Abstract

Clustering addresses the problem of assigning similar objects to groups. Since the size of the clusters is often constrained in practical clustering applications, various capacitated clustering problems have received increasing attention. We consider here the capacitated p-median problem (CPMP) in which p objects are selected as cluster centers (medians) such that the total distance from these medians to their assigned objects is minimized. Each object is associated with a weight, and the total weight in each cluster must not exceed a given capacity. Numerous exact and heuristic solution approaches have been proposed for the CPMP. The state-of-the-art approach performs well for instances with up to 5,000 objects but becomes computationally expensive for instances with a much larger number of objects.
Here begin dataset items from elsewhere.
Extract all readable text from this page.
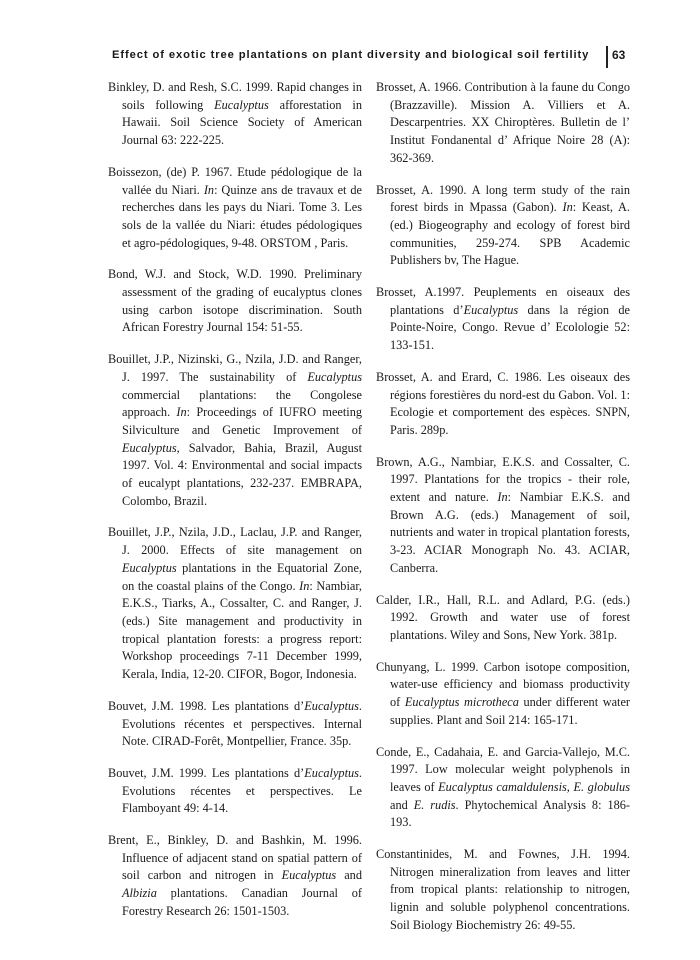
Effect of exotic tree plantations on plant diversity and biological soil fertility 63

Binkley, D. and Resh, S.C. 1999. Rapid changes in soils following Eucalyptus afforestation in Hawaii. Soil Science Society of American Journal 63: 222-225.

Boissezon, (de) P. 1967. Etude pédologique de la vallée du Niari. In: Quinze ans de travaux et de recherches dans les pays du Niari. Tome 3. Les sols de la vallée du Niari: études pédologiques et agro-pédologiques, 9-48. ORSTOM , Paris.

Bond, W.J. and Stock, W.D. 1990. Preliminary assessment of the grading of eucalyptus clones using carbon isotope discrimination. South African Forestry Journal 154: 51-55.

Bouillet, J.P., Nizinski, G., Nzila, J.D. and Ranger, J. 1997. The sustainability of Eucalyptus commercial plantations: the Congolese approach. In: Proceedings of IUFRO meeting Silviculture and Genetic Improvement of Eucalyptus, Salvador, Bahia, Brazil, August 1997. Vol. 4: Environmental and social impacts of eucalypt plantations, 232-237. EMBRAPA, Colombo, Brazil.

Bouillet, J.P., Nzila, J.D., Laclau, J.P. and Ranger, J. 2000. Effects of site management on Eucalyptus plantations in the Equatorial Zone, on the coastal plains of the Congo. In: Nambiar, E.K.S., Tiarks, A., Cossalter, C. and Ranger, J. (eds.) Site management and productivity in tropical plantation forests: a progress report: Workshop proceedings 7-11 December 1999, Kerala, India, 12-20. CIFOR, Bogor, Indonesia.

Bouvet, J.M. 1998. Les plantations d’Eucalyptus. Evolutions récentes et perspectives. Internal Note. CIRAD-Forêt, Montpellier, France. 35p.

Bouvet, J.M. 1999. Les plantations d’Eucalyptus. Evolutions récentes et perspectives. Le Flamboyant 49: 4-14.

Brent, E., Binkley, D. and Bashkin, M. 1996. Influence of adjacent stand on spatial pattern of soil carbon and nitrogen in Eucalyptus and Albizia plantations. Canadian Journal of Forestry Research 26: 1501-1503.

Brosset, A. 1966. Contribution à la faune du Congo (Brazzaville). Mission A. Villiers et A. Descarpentries. XX Chiroptères. Bulletin de l’ Institut Fondanental d’ Afrique Noire 28 (A): 362-369.

Brosset, A. 1990. A long term study of the rain forest birds in Mpassa (Gabon). In: Keast, A. (ed.) Biogeography and ecology of forest bird communities, 259-274. SPB Academic Publishers bv, The Hague.

Brosset, A.1997. Peuplements en oiseaux des plantations d’Eucalyptus dans la région de Pointe-Noire, Congo. Revue d’ Ecolologie 52: 133-151.

Brosset, A. and Erard, C. 1986. Les oiseaux des régions forestières du nord-est du Gabon. Vol. 1: Ecologie et comportement des espèces. SNPN, Paris. 289p.

Brown, A.G., Nambiar, E.K.S. and Cossalter, C. 1997. Plantations for the tropics - their role, extent and nature. In: Nambiar E.K.S. and Brown A.G. (eds.) Management of soil, nutrients and water in tropical plantation forests, 3-23. ACIAR Monograph No. 43. ACIAR, Canberra.

Calder, I.R., Hall, R.L. and Adlard, P.G. (eds.) 1992. Growth and water use of forest plantations. Wiley and Sons, New York. 381p.

Chunyang, L. 1999. Carbon isotope composition, water-use efficiency and biomass productivity of Eucalyptus microtheca under different water supplies. Plant and Soil 214: 165-171.

Conde, E., Cadahaia, E. and Garcia-Vallejo, M.C. 1997. Low molecular weight polyphenols in leaves of Eucalyptus camaldulensis, E. globulus and E. rudis. Phytochemical Analysis 8: 186-193.

Constantinides, M. and Fownes, J.H. 1994. Nitrogen mineralization from leaves and litter from tropical plants: relationship to nitrogen, lignin and soluble polyphenol concentrations. Soil Biology Biochemistry 26: 49-55.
We propose a matheuristic with new problem decomposition strategies that can deal with instances comprising up to 500,000 objects. In a computational experiment, the proposed matheuristic consistently outperformed the state-of-the-art approach on medium- and large-scale instances while having similar performance for small-scale instances. As an extension, we show that our matheuristic can be applied to related capacitated clustering problems, such as the capacitated centered clustering problem (CCCP). For several test instances of the CCCP, our matheuristic found new best-known solutions.

Highlights

  • Clustering is the task of assigning similar objects to groups, where the similarity between a pair of objects is determined by a distance measure based on features of the objects

  • We show that our matheuristic can be applied to related capacitated clustering problems, such as the capacitated centered clustering problem (CCCP)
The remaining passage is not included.